Here is a wide range of nutrition tips on what to eat and what to avoid to stay in shape during Ramadan and ensure adequate nutrition.
1. Watch your weight: Even though Ramadan is the month of fasting, most people treat it as an opportunity to eat whatever they want, leading to weight gain. Limit those sweetened beverages, avoid fried food and other foods that won’t deliver much nutrition like refined carbohydrates. If you want to treat yourself to sweets, wait for a few hours after your main course and be moderate. Additionally, watch your portions and be picky at social gatherings as people tend to eat more when there’s company. Stay active by going for walks after you have digested your food.

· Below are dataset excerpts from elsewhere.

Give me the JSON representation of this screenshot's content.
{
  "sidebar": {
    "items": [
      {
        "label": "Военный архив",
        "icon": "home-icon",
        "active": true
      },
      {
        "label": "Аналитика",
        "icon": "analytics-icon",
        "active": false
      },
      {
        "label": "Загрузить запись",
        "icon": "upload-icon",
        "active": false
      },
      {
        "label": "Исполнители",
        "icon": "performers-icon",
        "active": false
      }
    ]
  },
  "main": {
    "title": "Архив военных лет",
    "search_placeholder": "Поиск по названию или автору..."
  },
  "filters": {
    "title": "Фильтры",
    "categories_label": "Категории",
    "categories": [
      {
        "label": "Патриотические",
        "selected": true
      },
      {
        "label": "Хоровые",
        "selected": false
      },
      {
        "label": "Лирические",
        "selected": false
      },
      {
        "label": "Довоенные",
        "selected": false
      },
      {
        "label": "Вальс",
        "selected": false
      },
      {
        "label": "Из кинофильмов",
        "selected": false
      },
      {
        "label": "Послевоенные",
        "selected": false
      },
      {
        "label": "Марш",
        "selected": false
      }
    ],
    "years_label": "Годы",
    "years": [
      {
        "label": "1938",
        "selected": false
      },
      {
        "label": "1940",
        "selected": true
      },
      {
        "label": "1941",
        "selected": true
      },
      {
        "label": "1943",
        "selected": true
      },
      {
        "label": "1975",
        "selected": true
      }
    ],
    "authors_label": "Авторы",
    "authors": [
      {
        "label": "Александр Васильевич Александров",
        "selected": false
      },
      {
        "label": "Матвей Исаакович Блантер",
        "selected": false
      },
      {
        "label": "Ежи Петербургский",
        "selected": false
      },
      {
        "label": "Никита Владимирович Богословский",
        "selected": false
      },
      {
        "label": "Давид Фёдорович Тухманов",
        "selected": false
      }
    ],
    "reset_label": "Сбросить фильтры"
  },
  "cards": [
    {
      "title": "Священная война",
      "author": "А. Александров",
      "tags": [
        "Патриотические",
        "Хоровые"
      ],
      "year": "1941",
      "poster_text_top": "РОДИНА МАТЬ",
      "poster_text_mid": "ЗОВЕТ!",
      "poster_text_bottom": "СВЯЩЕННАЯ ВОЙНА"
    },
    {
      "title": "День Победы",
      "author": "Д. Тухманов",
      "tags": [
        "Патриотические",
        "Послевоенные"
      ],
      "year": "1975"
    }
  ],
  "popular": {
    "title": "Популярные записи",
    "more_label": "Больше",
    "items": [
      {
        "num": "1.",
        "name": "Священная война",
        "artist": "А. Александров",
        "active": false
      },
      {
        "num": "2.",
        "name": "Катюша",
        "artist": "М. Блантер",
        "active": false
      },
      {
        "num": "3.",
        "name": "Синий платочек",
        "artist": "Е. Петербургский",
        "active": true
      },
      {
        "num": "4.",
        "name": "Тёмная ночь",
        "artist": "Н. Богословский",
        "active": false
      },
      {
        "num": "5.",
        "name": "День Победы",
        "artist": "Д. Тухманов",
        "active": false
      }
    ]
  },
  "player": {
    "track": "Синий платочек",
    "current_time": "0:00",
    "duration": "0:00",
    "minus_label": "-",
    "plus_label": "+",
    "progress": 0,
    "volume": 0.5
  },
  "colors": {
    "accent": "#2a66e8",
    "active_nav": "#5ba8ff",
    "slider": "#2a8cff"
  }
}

2. Stay Hydrated. It’s better to drink lots of fluids during the non-fasting hours to meet your fluid intake requirement and prevent dehydration, something like eight to 10 cups. Plus breaking your fast with water and other hydrating food will prevent the need to binge on less nutritious, fatty foods. You don’t need to make it a drinking competition though. Soups, stews and water-packed produce, such as tomatoes, cucumbers, lettuce, watermelon and oranges hydrate your body too.
3. Remain energised: Breaking your fast with three dates, known as the Prophet’s (PBUH) tradition, will give you an instant burst of energy, and what’s more, dates are a great source of fibre. Dried fruits and nuts are also packed with energy. Getting a good night’s sleep is also important for your concentration and work performance, especially since you can’t reach for that morning cup of coffee.
4. Include food in your Suhoor: Including food in your Suhoor will keep you fuller during the fasting hours. A good way to delay hunger pangs is to eat protein and fibre during the pre-dawn meal. Make sure this meal is rich in slowly absorbed carbohydrates, such as whole grain breads, rice and whole grain cereals that can help maintain your blood sugar levels. Plus, don’t forget to add some low fat yogurt, a great source of protein and calcium, which will help prevent thirst throughout the day.
5. Balance your meals: Your meals should include healthy carbohydrates, sources of protein like meats, legumes, eggs and dairy products, vegetables, fruits and healthy fats. Try and add in complex carbohydrates to each of your meals too, such as rice, potatoes and burghul. They help release energy slowly during the long hours of fasting, ensuring you have a stable level of glucose in your blood stream for several hours. Fibre-rich foods are important as well as they are digested slowly, so munch on bran, cereals, whole wheat, grains and seeds, potatoes with the skin on, vegetables such as green beans and almost all fruit, including apricots, prunes and figs.